The Fed creates money by adding money, known as fed funds, to the reserve accounts that commercial banks are required keep at the nation’s federal reserve banks; banks create money, or funnel these funds into the economy, by issuing loans. In the recent crisis, the Fed created vast amounts of money by buying mortgage-backed securities and other bad assets from banks, and paying for these purchases with fed funds. However, despite the increases in their reserve accounts, commercial banks held back on lending — keeping this additional money out of the wider economy.
Say the money multiplier has a stable value of 1.6. That means that for every dollar the Fed creates, the private sector creates $1.60. Fed funds are essential for clearing transactions among banks, and when banks have more money to clear transactions, they are willing to lend more. Under normal conditions, this results in the multiplier effect.
Though the money multiplier was an important area of interest in the 1970s and ’80s, it has been largely ignored since. In a recent paper, Saki Bigio, working with Javier Bianchi of the University of Wisconsin and NBER, took a new look at the money multiplier to determine why it became unstable during the recent crisis and why banks were not lending.
Using a mathematical model, they investigated five possible reasons that would explain why banks held onto their money. “Often these are stories you’ll read about in the press,” Bigio says. “Some stories are logically inconsistent, and some don’t have a quantitative impact.” One reason, often cited in the news reports, is that tighter post-crisis regulations discouraged banks from lending. However, the researchers’ model showed that while regulations may have had some impact, they were not a key factor for the collapse of the multiplier.
Another theory that has received a lot of attention relates to the banks’ loss of equity during the recession. “When banks lose a lot of equity, they suddenly hold much more debt relative to equity than what they would want,” Bigio explains. “So they try to de-leverage; in the press, this is known as the ‘Big Leveraging’ story.” As with tighter regulations, the researchers found that de-leveraging was not a primary cause in the multiplier’s collapse.
In the end, they found that one factor — the disruption in the interbank market in 2007 and 2008 — had a particularly strong effect on lending. “When some money market funds were failing, and AIG and Lehman Brothers fell apart, there were substantial disruptions in the interbank market,” Bigio says. The total value of transactions that must be cleared each day among backs is about $7.5 trillion — close to half of the country’s GDP. With this market rattled, banks cut back on borrowing with each other. “They became very cautious about what to do with their new funds,” Bigio says. “They didn’t want to extend new lending, because they were afraid they wouldn’t have a way to settle transactions.”
After the fall of Lehman, Bigio notes, the Fed made it clear that it would lend money to banks at very low rates if additional reserves were needed to settle interbank transactions.
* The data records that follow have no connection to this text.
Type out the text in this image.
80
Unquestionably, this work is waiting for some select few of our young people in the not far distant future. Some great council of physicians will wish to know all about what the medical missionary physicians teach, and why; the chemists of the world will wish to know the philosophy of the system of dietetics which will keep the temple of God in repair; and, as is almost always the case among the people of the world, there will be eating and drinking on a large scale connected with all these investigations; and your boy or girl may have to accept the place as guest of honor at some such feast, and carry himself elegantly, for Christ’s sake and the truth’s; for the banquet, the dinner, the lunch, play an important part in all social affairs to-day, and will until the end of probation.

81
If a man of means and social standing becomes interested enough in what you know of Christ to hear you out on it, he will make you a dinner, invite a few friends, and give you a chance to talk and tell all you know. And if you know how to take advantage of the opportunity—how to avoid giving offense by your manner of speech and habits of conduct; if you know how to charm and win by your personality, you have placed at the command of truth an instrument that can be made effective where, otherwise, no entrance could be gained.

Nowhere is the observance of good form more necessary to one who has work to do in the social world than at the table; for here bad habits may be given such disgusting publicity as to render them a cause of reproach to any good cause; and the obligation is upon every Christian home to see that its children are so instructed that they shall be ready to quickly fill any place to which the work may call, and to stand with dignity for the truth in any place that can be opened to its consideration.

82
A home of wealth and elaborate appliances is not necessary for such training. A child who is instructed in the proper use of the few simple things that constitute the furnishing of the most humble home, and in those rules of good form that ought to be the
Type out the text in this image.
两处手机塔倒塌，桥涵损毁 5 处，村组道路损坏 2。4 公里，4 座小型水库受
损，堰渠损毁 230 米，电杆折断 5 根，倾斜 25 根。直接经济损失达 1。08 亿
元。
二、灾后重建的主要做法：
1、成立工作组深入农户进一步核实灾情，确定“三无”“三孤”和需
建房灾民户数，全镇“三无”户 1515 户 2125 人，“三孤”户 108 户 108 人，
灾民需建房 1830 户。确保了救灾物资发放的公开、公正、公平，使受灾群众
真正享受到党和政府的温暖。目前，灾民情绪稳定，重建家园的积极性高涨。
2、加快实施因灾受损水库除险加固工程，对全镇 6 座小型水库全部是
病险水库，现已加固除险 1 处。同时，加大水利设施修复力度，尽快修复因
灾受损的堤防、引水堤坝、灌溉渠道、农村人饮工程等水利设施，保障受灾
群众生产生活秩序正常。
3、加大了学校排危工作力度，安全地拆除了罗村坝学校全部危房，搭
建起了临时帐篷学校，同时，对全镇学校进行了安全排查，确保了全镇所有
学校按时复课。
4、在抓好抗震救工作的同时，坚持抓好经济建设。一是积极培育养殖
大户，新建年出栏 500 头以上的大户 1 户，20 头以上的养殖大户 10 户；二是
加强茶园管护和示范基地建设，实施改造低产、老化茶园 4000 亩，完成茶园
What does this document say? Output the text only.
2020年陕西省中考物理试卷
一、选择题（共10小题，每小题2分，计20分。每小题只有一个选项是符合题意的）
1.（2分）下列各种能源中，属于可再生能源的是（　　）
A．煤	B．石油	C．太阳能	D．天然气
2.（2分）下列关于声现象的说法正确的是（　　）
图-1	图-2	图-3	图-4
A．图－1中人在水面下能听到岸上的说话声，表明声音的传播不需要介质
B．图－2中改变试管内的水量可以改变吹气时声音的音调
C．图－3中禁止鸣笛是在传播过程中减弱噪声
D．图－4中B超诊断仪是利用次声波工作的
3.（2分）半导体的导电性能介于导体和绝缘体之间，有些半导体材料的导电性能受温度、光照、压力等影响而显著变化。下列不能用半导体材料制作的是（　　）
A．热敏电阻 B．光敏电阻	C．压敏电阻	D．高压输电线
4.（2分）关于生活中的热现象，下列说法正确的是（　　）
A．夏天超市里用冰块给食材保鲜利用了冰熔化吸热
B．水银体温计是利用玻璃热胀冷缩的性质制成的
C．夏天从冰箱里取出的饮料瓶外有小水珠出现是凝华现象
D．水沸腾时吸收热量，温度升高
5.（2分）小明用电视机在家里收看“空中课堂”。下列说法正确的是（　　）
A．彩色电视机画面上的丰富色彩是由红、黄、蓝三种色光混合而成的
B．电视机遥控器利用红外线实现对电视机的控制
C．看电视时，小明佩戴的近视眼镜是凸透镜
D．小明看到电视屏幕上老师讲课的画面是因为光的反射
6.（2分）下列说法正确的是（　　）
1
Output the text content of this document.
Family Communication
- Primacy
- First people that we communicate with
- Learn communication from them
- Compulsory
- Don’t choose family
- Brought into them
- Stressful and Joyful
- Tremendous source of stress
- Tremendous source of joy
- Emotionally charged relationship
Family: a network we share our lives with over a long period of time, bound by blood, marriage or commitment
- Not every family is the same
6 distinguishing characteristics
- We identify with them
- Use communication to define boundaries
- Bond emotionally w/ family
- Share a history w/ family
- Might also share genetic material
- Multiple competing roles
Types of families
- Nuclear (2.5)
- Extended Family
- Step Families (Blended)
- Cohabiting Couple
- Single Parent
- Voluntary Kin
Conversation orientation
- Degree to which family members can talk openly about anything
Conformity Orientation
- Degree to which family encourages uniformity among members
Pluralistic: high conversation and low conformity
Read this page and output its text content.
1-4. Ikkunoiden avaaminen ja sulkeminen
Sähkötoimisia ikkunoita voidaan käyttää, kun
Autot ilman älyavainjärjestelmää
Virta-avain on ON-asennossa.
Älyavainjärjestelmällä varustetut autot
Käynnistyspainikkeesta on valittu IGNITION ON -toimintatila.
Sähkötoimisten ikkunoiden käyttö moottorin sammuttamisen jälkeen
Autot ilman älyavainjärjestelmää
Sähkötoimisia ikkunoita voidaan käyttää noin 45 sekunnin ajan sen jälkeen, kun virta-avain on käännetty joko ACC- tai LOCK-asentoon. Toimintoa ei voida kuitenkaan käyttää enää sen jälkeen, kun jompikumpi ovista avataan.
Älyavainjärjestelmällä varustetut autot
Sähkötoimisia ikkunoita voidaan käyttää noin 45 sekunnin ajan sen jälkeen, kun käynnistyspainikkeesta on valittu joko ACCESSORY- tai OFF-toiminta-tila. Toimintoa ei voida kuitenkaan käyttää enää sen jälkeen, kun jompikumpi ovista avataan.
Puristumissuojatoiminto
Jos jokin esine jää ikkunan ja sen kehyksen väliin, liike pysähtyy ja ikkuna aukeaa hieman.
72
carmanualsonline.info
Yet banks were still reluctant to lend. “The initial contraction in lending in the interbank market translated into the destruction of investment opportunities,” Bigio says. “A lot of firms stopped purchasing and instead put their funds into savings, because they were afraid that banks would cut their credit lines and make it difficult to get new loans.” This lack of spending hurt many companies and cost many jobs, Bigio says. “The financial disruption eventually caused a disruption in physical production.”
Incorporating the money multiplier into modern macroeconomics has generated interest among policymakers. The researchers have presented their findings to the central banks of France, Sweden, and Japan, and many of the U.S. Federal Reserve Banks. “Back when modern macroeconomics developed, the concern was, ‘Let’s do something about inflation,’ ” Bigio says. “The concern now has turned to, "Let's avoid disruptions in international markets.’ And you can’t do that without talking about banks. Because that’s where problems start.”